T informs me: I’m going to think up a way to go snow-diving. Put skis on your shoes, and then you can lay down on your shoes and go diving down the mountain. Wouldn’t that be silly? It’s only going to be dangerous; we’d need to wear a helmet.
Me, a bit later, after he tells me he and N are going to go skydiving when he’s 18 and “N will be strapped to me!”: I won’t let you do that.
T: NO! When I’m 18 I’ll do that!

Somehow 18 is the magic age at which I will no longer have any control. Who knew? (Actually, from what I hear about the teenage years, I’ll be lucky to have any control long before then, but hey…)

My husband’s comment: “forget sports like basketball and baseball. T is going to snowboard, ski, skateboard and mountain bike.” I fear that he’s right….

Live long and prosper?

Okay, maybe not. But T’s so accustomed to telling people to “Drive safely” when they’re heading out, that he decided there had to be an analogue for when he’s leaving and they’re staying. So he now wishes people a hearty “Live safely!” as he’s heading out the door.

He just went out to play in the backyard, with “live safely” ringing behind as he shut the sliding door. When he’s not driving me absolutely nuts, as when he woke up at 4 am and didn’t go back to sleep this morning, he’s completely adorable and very, very funny.

Sugar and spice and all things nice.

T: Mama, the only sweet thing I like is eggnog, ice cream, dried bananas, dried apples, dried peaches, and granola. Mama, those are the only sweet things I like.
Me: What about candy?
T: I also like candy. And popsicles.
Me: What about cakes?
T: Yeah. And I also — Mama, you know what Grandma and Grandpa packed for my present? A harp!
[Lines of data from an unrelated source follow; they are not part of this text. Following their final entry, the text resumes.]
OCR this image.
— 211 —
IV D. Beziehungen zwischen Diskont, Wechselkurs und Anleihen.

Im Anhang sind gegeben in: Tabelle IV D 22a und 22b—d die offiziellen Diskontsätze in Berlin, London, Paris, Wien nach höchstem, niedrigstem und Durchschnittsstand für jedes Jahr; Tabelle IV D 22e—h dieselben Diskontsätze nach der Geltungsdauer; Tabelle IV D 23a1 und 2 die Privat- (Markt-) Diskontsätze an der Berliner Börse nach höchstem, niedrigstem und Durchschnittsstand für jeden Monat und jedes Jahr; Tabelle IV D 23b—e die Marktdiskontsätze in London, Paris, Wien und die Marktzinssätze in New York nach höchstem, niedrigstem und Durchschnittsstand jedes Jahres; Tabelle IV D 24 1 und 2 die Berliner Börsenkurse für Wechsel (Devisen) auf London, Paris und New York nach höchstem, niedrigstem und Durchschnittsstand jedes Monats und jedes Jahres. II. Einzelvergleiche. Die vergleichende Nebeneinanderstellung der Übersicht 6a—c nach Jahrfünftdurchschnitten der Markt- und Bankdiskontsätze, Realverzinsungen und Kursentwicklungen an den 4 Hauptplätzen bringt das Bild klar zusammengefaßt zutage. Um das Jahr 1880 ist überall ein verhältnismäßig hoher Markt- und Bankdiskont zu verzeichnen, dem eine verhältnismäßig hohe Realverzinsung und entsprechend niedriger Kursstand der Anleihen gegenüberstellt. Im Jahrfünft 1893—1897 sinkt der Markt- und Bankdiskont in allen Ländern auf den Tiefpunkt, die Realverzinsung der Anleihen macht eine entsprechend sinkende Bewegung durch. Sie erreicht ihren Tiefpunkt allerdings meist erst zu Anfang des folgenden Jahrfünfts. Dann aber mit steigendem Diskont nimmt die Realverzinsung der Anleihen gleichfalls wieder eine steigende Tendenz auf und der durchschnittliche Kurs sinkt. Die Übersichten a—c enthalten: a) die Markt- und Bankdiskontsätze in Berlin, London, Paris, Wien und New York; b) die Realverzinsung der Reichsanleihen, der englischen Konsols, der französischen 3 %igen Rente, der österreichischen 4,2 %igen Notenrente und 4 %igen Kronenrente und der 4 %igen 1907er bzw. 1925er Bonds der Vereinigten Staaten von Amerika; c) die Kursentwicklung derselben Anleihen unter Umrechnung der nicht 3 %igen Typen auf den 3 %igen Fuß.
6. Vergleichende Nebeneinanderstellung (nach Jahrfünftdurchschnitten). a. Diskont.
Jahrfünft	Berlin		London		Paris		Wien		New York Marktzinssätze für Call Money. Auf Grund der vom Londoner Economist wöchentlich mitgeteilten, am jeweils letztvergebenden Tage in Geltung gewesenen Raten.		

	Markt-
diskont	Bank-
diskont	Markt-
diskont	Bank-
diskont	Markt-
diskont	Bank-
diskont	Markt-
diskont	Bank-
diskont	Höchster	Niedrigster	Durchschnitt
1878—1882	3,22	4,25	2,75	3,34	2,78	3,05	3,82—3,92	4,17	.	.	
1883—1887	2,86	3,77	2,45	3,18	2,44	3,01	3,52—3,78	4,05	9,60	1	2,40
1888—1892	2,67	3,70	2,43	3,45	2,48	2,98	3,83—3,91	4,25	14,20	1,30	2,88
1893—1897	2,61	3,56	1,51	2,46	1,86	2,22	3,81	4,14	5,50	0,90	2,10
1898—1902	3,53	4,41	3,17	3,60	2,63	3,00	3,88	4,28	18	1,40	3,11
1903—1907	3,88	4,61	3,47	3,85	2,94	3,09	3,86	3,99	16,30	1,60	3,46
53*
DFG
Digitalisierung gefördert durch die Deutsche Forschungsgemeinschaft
(nb: the present was from last Christmas; why it came to mind at this particular moment I have absolutely no idea.)

Are you brave?

4-y-o T:  You’re not as brave as Papa.

Me:  I’m not?

T: No.  You don’t take pictures.

Me:  I take pictures!

T:  But you don’t take as many.

(who knew photography required bravery?)

7-y-o N joins in:  ARE you brave, Mama?

Me: yes.

N:  What brave things have you done in your life?

Me:  I had children.  That’s about as brave as it gets.

N:  That’s not brave.  Brave is like rescuing people from a burning building.  What have you done that’s BRAVE?

Me:  I caught a rattlesnake.

N: Saving people from burning buildings and trapping rattlesnakes are the most important things in the world.

7-year-old jokes.

Well, a seven-year-old’s jokes; the jokes themselves are newly minted.

N: Why did the hotdog cross his diet?

Me: Uh, I don’t know. Why?

N: Because somebody had turned it into a hotdog-eating human and so it ate itself because it had been a hotdog!


N: Pretty good joke, huh? I told the punchline!